The OCT-3/4 transcription factor is known to determine cell fate — it is required for embryonal stem-cell self renewal and its altered expression results in different cell fates. However, Sharon Gidekel and colleagues now report in Cancer Cell that it can also determine the oncogenic potential of germ-cell tumours and could be a useful therapeutic target.

As tumours are thought to be maintained by tumour stem cells, the role of OCT-3/4 in maintaining the stem-cell fate of germ cells led the authors to investigate whether it might also be expressed in germ-cell tumours. In the adult male, the expression of OCT-3/4 is restricted to type A spermatogonia, but it was also found to be expressed in all 45 germ-cell tumours that were tested. The expression was particularly high in the pre-malignant cells, so it might contribute to germ-cell neoplasia from an early stage. It was not expressed in any of 182 non-germ-cell tumours.

But what effect does it actually have on tumorigenicity? The authors used several lines of engineered embryonic stem (ES) cells that expressed from 0–150% of wild-type OCT-3/4. These were injected subcutaneously into mice and the incidence of tumour formation was determined. Mice that were injected with wild-type cells developed tumours at an incidence of 83%, but this decreased to only 4.3% if OCT-3/4 was not expressed. Upregulating OCT-3/4 also increased the proportion of tumours with primitive neural and malignant-appearing tissues, further confirming that it influences cell fate.

Another question was whether OCT-3/4 is required to maintain the malignant phenotype. In one engineered ES cell line, the only copy of OCT-3/4 was under the tetracycline promoter, so could be controlled by doxycycline. When OCT-3/4 expression was switched off after tumours were established, the tumours regressed significantly — in one-third of tumours, the malignant component disappeared completely — so OCT-3/4 does seem to be required for tumour maintenance, which makes it an interesting therapeutic target.

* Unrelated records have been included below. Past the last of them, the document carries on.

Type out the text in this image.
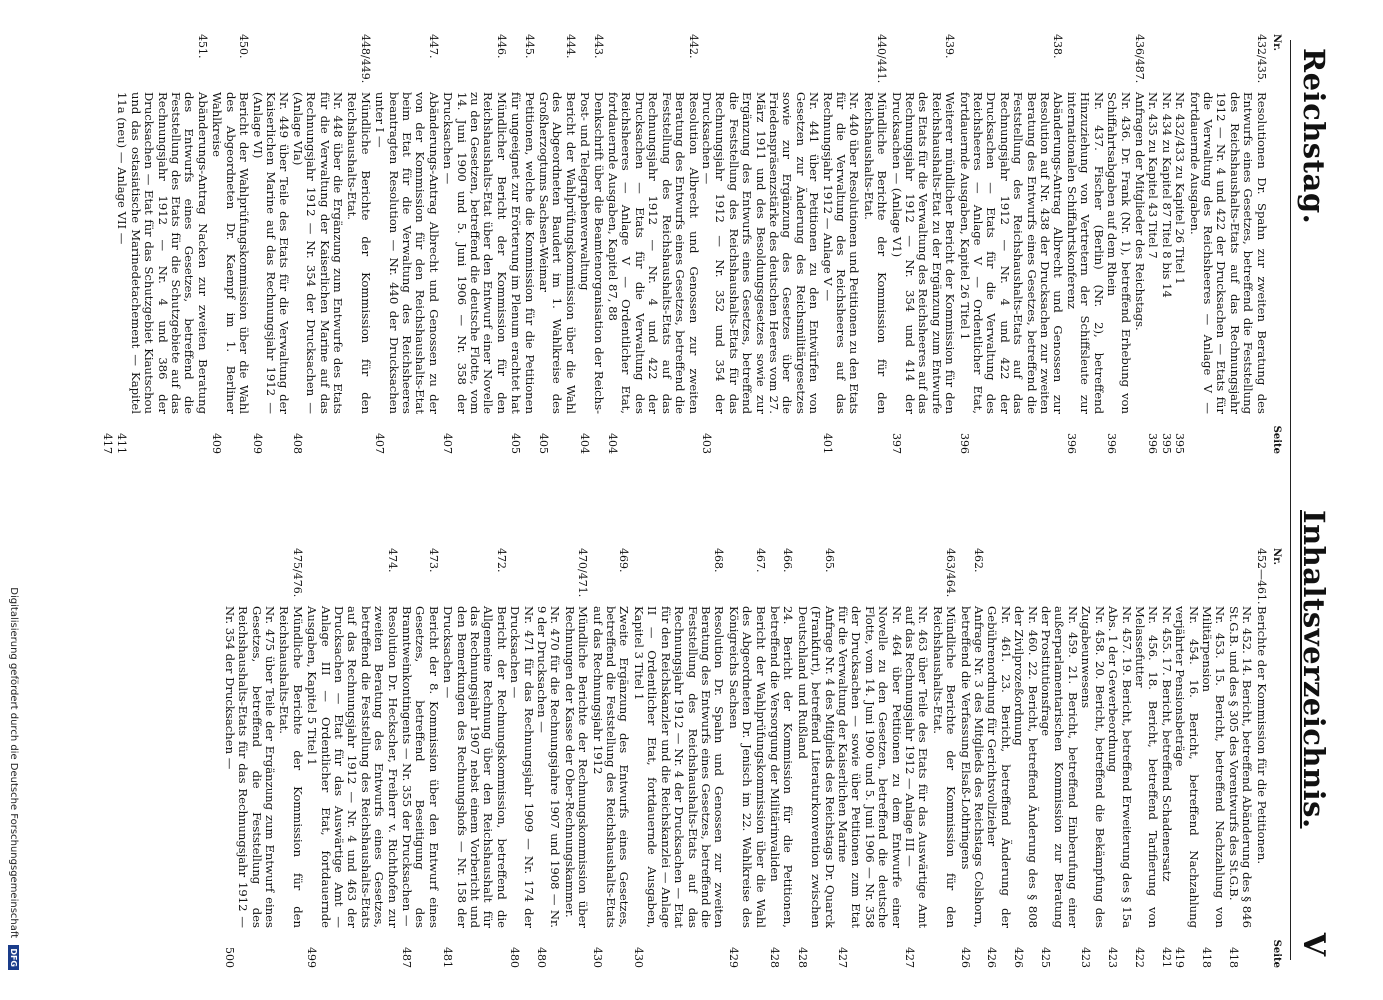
Reichstag.
Inhaltsverzeichnis.
V
Nr.
Seite
432/435.
Resolutionen Dr. Spahn zur zweiten Beratung des Entwurfs eines Gesetzes, betreffend die Feststellung des Reichshaushalts-Etats auf das Rechnungsjahr 1912 — Nr. 4 und 422 der Drucksachen — Etats für die Verwaltung des Reichsheeres — Anlage V — fortdauernde Ausgaben.
Nr. 432/433 zu Kapitel 26 Titel 1
395
Nr. 434 zu Kapitel 87 Titel 8 bis 14
395
Nr. 435 zu Kapitel 43 Titel 7
396
436/487.
Anfragen der Mitglieder des Reichstags.
Nr. 436. Dr. Frank (Nr. 1), betreffend Erhebung von Schiffahrtsabgaben auf dem Rhein
396
Nr. 437. Fischer (Berlin) (Nr. 2), betreffend Hinzuziehung von Vertretern der Schiffsleute zur internationalen Schiffahrtskonferenz
396
438.
Abänderungs-Antrag Albrecht und Genossen zur Resolution auf Nr. 438 der Drucksachen zur zweiten Beratung des Entwurfs eines Gesetzes, betreffend die Feststellung des Reichshaushalts-Etats auf das Rechnungsjahr 1912 — Nr. 4 und 422 der Drucksachen — Etats für die Verwaltung des Reichsheeres — Anlage V — Ordentlicher Etat, fortdauernde Ausgaben, Kapitel 26 Titel 1
396
439.
Weiterer mündlicher Bericht der Kommission für den Reichshaushalts-Etat zu der Ergänzung zum Entwurfe des Etats für die Verwaltung des Reichsheeres auf das Rechnungsjahr 1912 — Nr. 354 und 414 der Drucksachen — (Anlage V1)
397
440/441.
Mündliche Berichte der Kommission für den Reichshaushalts-Etat.
Nr. 440 über Resolutionen und Petitionen zu den Etats für die Verwaltung des Reichsheeres auf das Rechnungsjahr 1912 — Anlage V —
401
Nr. 441 über Petitionen zu den Entwürfen von Gesetzen zur Änderung des Reichsmilitärgesetzes sowie zur Ergänzung des Gesetzes über die Friedenspräsenzstärke des deutschen Heeres vom 27. März 1911 und des Besoldungsgesetzes sowie zur Ergänzung des Entwurfs eines Gesetzes, betreffend die Feststellung des Reichshaushalts-Etats für das Rechnungsjahr 1912 — Nr. 352 und 354 der Drucksachen —
403
442.
Resolution Albrecht und Genossen zur zweiten Beratung des Entwurfs eines Gesetzes, betreffend die Feststellung des Reichshaushalts-Etats auf das Rechnungsjahr 1912 — Nr. 4 und 422 der Drucksachen — Etats für die Verwaltung des Reichsheeres — Anlage V — Ordentlicher Etat, fortdauernde Ausgaben, Kapitel 87, 88
404
443.
Denkschrift über die Beamtenorganisation der Reichs-Post- und Telegraphenverwaltung
404
444.
Bericht der Wahlprüfungskommission über die Wahl des Abgeordneten Baudert im 1. Wahlkreise des Großherzogtums Sachsen-Weimar
405
445.
Petitionen, welche die Kommission für die Petitionen für ungeeignet zur Erörterung im Plenum erachtet hat
405
446.
Mündlicher Bericht der Kommission für den Reichshaushalts-Etat über den Entwurf einer Novelle zu den Gesetzen, betreffend die deutsche Flotte, vom 14. Juni 1900 und 5. Juni 1906 — Nr. 358 der Drucksachen —
407
447.
Abänderungs-Antrag Albrecht und Genossen zu der von der Kommission für den Reichshaushalts-Etat beim Etat für die Verwaltung des Reichsheeres beantragten Resolution — Nr. 440 der Drucksachen unter I —
407
448/449.
Mündliche Berichte der Kommission für den Reichshaushalts-Etat.
Nr. 448 über die Ergänzung zum Entwurfe des Etats für die Verwaltung der Kaiserlichen Marine auf das Rechnungsjahr 1912 — Nr. 354 der Drucksachen — (Anlage VIa)
408
Nr. 449 über Teile des Etats für die Verwaltung der Kaiserlichen Marine auf das Rechnungsjahr 1912 — (Anlage VI)
409
450.
Bericht der Wahlprüfungskommission über die Wahl des Abgeordneten Dr. Kaempf im 1. Berliner Wahlkreise
409
451.
Abänderungs-Antrag Nacken zur zweiten Beratung des Entwurfs eines Gesetzes, betreffend die Feststellung des Etats für die Schutzgebiete auf das Rechnungsjahr 1912 — Nr. 4 und 386 der Drucksachen — Etat für das Schutzgebiet Kiautschou und das ostasiatische Marinedetachement — Kapitel 11a (neu) — Anlage VII —
411
417
Nr.
Seite
452—461.
Berichte der Kommission für die Petitionen.
Nr. 452. 14. Bericht, betreffend Abänderung des § 846 St.G.B. und des § 305 des Vorentwurfs des St.G.B.
418
Nr. 453. 15. Bericht, betreffend Nachzahlung von Militärpension
418
Nr. 454. 16. Bericht, betreffend Nachzahlung verjährter Pensionsbeträge
419
Nr. 455. 17. Bericht, betreffend Schadenersatz
421
Nr. 456. 18. Bericht, betreffend Tarifierung von Melassefutter
422
Nr. 457. 19. Bericht, betreffend Erweiterung des § 15a Abs. 1 der Gewerbeordnung
423
Nr. 458. 20. Bericht, betreffend die Bekämpfung des Zugabeunwesens
423
Nr. 459. 21. Bericht, betreffend Einberufung einer außerparlamentarischen Kommission zur Beratung der Prostitutionsfrage
425
Nr. 460. 22. Bericht, betreffend Änderung des § 808 der Zivilprozeßordnung
426
Nr. 461. 23. Bericht, betreffend Änderung der Gebührenordnung für Gerichtsvollzieher
426
462.
Anfrage Nr. 3 des Mitglieds des Reichstags Colshorn, betreffend die Verfassung Elsaß-Lothringens
426
463/464.
Mündliche Berichte der Kommission für den Reichshaushalts-Etat.
Nr. 463 über Teile des Etats für das Auswärtige Amt auf das Rechnungsjahr 1912 — Anlage III —
427
Nr. 464 über Petitionen zu dem Entwurfe einer Novelle zu den Gesetzen, betreffend die deutsche Flotte, vom 14. Juni 1900 und 5. Juni 1906 — Nr. 358 der Drucksachen — sowie über Petitionen zum Etat für die Verwaltung der Kaiserlichen Marine
427
465.
Anfrage Nr. 4 des Mitglieds des Reichstags Dr. Quarck (Frankfurt), betreffend Literaturkonvention zwischen Deutschland und Rußland
428
466.
24. Bericht der Kommission für die Petitionen, betreffend die Versorgung der Militärinvaliden
428
467.
Bericht der Wahlprüfungskommission über die Wahl des Abgeordneten Dr. Jenisch im 22. Wahlkreise des Königreichs Sachsen
429
468.
Resolution Dr. Spahn und Genossen zur zweiten Beratung des Entwurfs eines Gesetzes, betreffend die Feststellung des Reichshaushalts-Etats auf das Rechnungsjahr 1912 — Nr. 4 der Drucksachen — Etat für den Reichskanzler und die Reichskanzlei — Anlage II — Ordentlicher Etat, fortdauernde Ausgaben, Kapitel 3 Titel 1
430
469.
Zweite Ergänzung des Entwurfs eines Gesetzes, betreffend die Feststellung des Reichshaushalts-Etats auf das Rechnungsjahr 1912
430
470/471.
Mündliche Berichte der Rechnungskommission über Rechnungen der Kasse der Ober-Rechnungskammer.
Nr. 470 für die Rechnungsjahre 1907 und 1908 — Nr. 9 der Drucksachen —
480
Nr. 471 für das Rechnungsjahr 1909 — Nr. 174 der Drucksachen —
480
472.
Bericht der Rechnungskommission, betreffend die Allgemeine Rechnung über den Reichshaushalt für das Rechnungsjahr 1907 nebst einem Vorbericht und den Bemerkungen des Rechnungshofs — Nr. 158 der Drucksachen —
481
473.
Bericht der 8. Kommission über den Entwurf eines Gesetzes, betreffend Beseitigung des Branntweinkontingents — Nr. 355 der Drucksachen —
487
474.
Resolution Dr. Heckscher, Freiherr v. Richthofen zur zweiten Beratung des Entwurfs eines Gesetzes, betreffend die Feststellung des Reichshaushalts-Etats auf das Rechnungsjahr 1912 — Nr. 4 und 463 der Drucksachen — Etat für das Auswärtige Amt — Anlage III — Ordentlicher Etat, fortdauernde Ausgaben, Kapitel 5 Titel 1
499
475/476.
Mündliche Berichte der Kommission für den Reichshaushalts-Etat.
Nr. 475 über Teile der Ergänzung zum Entwurf eines Gesetzes, betreffend die Feststellung des Reichshaushalts-Etats für das Rechnungsjahr 1912 — Nr. 354 der Drucksachen —
500
Digitalisierung gefördert durch die Deutsche Forschungsgemeinschaft DFG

To confirm its function as an oncogene, the authors next transfected Swiss 3T3 fibroblasts with OCT-3/4 or RAS. Interestingly, OCT-3/4 transfected cells had a similar ability to grow in the absence of anchorage — a hallmark of cancer cells — as RAS-transfected cells, and they formed more invasive tumours than RAS-transfected cells when injected into immunodeficient mice.

So, OCT-3/4 seems to act as a dose-dependent oncogene and determines the specific cell fate of arising tumours. What is left to be determined is the mechanism by which this transcription factor acts.